How appropriate that this year’s Sept. 11 anniversary should occur as Hurricane Irma continued to wreak havoc in Florida.
As President Trump noted in his address commemorating that dark day 16 years ago: “When Americans are in need, Americans pull together — and we are one country. And when we face hardship, we emerge closer, stronger and more determined than ever.”
We may fight like cats and dogs at times, and engage in debates so venomous that it seems like civility is completely extinct. But when the chips are really down — be it the result of a terrorist attack, or an attack from Mother Nature — we put our differences aside and help each other out.
We also do everything we can to prevent future attacks. In the case of hurricanes, alas, there’s only so much we can do. But when it comes to terrorism, we have more options. We can take the fight to the enemy. Our troops, our intelligence operatives, and all who work to ensure that we never have to suffer another Sept. 11 can cooperate and make us safer.

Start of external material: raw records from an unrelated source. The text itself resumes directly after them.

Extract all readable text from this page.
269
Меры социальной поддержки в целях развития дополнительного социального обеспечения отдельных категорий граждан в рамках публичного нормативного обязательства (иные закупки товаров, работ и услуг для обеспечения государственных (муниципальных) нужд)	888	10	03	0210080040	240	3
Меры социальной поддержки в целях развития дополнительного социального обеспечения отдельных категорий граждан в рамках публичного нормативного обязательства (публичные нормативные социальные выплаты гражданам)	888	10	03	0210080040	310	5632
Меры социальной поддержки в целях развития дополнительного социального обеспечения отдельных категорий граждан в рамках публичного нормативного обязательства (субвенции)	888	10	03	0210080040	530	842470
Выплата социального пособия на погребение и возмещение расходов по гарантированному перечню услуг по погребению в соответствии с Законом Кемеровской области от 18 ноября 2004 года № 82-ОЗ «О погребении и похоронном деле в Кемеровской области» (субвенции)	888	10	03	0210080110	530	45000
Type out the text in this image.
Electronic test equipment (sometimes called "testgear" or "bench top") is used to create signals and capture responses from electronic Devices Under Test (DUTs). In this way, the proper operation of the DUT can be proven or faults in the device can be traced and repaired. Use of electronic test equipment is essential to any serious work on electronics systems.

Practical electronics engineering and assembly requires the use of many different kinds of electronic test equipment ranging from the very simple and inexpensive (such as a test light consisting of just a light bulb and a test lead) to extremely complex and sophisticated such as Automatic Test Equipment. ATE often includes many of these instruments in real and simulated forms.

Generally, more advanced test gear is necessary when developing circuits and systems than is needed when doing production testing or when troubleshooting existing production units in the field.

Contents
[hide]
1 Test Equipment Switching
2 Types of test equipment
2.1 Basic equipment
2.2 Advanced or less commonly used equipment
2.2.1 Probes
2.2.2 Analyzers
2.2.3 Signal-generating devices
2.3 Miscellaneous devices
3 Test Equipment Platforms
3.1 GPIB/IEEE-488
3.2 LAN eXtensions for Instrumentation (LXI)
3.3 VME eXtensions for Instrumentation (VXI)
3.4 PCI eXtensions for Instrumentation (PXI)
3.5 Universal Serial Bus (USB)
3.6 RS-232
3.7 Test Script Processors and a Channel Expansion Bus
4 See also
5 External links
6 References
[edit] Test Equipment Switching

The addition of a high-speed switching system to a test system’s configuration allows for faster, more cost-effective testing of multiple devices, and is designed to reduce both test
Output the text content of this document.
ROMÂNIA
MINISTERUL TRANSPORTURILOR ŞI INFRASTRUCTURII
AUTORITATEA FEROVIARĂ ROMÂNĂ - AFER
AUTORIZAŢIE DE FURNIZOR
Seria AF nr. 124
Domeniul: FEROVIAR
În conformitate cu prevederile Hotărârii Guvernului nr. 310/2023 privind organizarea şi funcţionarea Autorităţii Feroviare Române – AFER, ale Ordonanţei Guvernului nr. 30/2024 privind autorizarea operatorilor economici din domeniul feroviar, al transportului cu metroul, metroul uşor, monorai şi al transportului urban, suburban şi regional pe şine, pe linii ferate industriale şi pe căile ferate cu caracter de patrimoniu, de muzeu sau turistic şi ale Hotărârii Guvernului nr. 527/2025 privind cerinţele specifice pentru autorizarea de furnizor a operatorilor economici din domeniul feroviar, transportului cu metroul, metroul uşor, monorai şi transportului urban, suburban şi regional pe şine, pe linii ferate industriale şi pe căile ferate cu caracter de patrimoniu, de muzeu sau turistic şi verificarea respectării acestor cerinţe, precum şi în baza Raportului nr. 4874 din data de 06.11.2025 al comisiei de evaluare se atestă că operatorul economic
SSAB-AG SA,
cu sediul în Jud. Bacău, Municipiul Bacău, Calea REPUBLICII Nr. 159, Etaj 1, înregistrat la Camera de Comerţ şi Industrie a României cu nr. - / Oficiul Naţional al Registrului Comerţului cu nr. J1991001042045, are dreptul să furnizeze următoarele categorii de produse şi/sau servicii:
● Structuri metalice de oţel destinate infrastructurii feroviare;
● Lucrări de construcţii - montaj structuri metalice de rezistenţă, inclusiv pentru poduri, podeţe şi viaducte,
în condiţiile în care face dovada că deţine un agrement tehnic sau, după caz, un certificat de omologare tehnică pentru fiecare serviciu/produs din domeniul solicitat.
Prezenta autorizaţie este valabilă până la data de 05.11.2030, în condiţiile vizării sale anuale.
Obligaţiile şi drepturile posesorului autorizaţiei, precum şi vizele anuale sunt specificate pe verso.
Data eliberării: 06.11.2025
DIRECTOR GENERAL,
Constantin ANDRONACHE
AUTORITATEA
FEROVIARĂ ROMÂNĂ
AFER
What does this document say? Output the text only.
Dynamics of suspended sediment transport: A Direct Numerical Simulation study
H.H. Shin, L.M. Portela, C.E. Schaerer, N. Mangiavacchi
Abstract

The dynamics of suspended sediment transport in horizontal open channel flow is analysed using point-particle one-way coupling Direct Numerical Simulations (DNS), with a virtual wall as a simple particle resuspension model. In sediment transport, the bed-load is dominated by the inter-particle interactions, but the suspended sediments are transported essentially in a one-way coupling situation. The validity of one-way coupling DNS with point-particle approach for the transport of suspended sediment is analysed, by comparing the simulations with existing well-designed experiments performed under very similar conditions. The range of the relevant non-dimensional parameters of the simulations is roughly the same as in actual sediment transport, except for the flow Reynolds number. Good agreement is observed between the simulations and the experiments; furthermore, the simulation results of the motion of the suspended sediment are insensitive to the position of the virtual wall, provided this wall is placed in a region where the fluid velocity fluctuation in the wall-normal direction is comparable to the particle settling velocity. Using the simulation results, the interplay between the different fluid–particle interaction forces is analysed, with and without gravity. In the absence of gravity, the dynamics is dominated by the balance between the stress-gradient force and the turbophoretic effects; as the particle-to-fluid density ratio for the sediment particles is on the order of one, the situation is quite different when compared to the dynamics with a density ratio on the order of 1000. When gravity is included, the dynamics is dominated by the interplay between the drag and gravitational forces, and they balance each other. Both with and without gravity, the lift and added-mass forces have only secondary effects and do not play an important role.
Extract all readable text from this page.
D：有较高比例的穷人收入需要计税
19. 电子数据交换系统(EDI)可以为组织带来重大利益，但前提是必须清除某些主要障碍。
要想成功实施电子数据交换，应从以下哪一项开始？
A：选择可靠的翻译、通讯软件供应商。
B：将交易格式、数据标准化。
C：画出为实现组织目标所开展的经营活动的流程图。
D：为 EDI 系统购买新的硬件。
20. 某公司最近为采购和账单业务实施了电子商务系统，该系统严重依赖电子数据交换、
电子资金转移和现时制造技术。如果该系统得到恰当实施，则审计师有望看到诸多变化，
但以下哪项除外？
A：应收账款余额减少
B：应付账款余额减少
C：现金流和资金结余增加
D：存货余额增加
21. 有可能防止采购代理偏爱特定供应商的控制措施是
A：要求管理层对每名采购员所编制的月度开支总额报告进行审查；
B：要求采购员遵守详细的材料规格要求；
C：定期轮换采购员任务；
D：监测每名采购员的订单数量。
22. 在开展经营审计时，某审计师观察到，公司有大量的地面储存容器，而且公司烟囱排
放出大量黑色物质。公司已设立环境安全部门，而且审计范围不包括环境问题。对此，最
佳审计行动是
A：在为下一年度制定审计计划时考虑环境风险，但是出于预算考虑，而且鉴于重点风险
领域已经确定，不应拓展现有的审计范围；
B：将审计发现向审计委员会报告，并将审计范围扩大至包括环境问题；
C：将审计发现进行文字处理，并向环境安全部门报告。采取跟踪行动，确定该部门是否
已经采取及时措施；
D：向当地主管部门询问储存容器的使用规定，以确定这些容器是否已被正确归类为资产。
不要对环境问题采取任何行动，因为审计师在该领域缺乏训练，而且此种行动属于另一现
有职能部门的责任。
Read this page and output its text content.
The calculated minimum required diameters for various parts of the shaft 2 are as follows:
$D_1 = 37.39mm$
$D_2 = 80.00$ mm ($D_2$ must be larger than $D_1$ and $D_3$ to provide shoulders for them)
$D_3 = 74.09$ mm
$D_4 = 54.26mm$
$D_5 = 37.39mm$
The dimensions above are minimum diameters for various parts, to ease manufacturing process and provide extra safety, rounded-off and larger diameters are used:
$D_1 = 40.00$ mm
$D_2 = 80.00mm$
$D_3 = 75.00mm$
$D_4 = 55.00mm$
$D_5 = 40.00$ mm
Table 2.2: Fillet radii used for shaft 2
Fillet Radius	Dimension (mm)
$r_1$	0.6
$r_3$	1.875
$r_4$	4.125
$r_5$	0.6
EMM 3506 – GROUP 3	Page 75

And it’s been working. There has been 97 U.S. terrorist plots since Sept. 11. But consider how the numbers are trending.
“With the decline of ISIS in Syria and Iraq, the number of terrorist plots in the U.S. have fallen substantially,” terrorism expert David Inserra writes in a recent article. “In 2015, the U.S. faced 17 Islamist plots and attacks; in 2016, 13. So far in 2017, the U.S. has faced only three.”
If you’re like most Americans, the fact that there’s been even that many may surprise you. Unfortunately, news of foiled attacks rarely breaks through the online clutter, with its often myopic focus on one or two “big” stories of the day.
Think, for example, how much we’ve all heard about the fights over Confederate memorials and statues. Now contrast that with how much you’ve heard about Lionel Williams. If you’re like many Americans, you’re probably saying, “Lionel who?”
The FBI certainly knows who he is. Agents arrested Williams last December. Ever since the previous March, they had been watching him, after one of his former associates tipped them off about how Williams was posting ISIS material on his Facebook page. He had also purchased an AK-47-style rifle the day after the December 2015 terrorist attack in San Bernardino, Calif.
That wasn’t all. In addition to practicing with the rifle near his home, Williams was attempting to send money to ISIS to help fund other attacks. According to Inserra:
“While he was funding ISIS, Williams continued to discuss a “martyrdom operation,” or attacks at home that would result in his death. He believed that unless he had something to live for, his attack might not be pure, and his death would be considered a suicide, rather than martyrdom.
“To solve that problem, he arranged a marriage to a woman outside the U.S., which led him to conclude that after he married her, ‘the next time I see her will be in [heaven].’ He went on to say he was planning to send the rest of his money to ISIS so that he would die without a dollar to his name.”
Fortunately, thanks to the good work of the FBI and others, his attack never materialized. In August, Williams pleaded guilty in federal court to attempting to provide material support for ISIS, a designated foreign terrorist group. He’s due to be sentenced in December, when he could get up to 20 years in prison.
Cases like this underscore the need to remain vigilant. It’s all too easy, as the anniversaries roll by, to become complacent. The only way to prevent another attack, whether large or small, is to stay on our guard — always.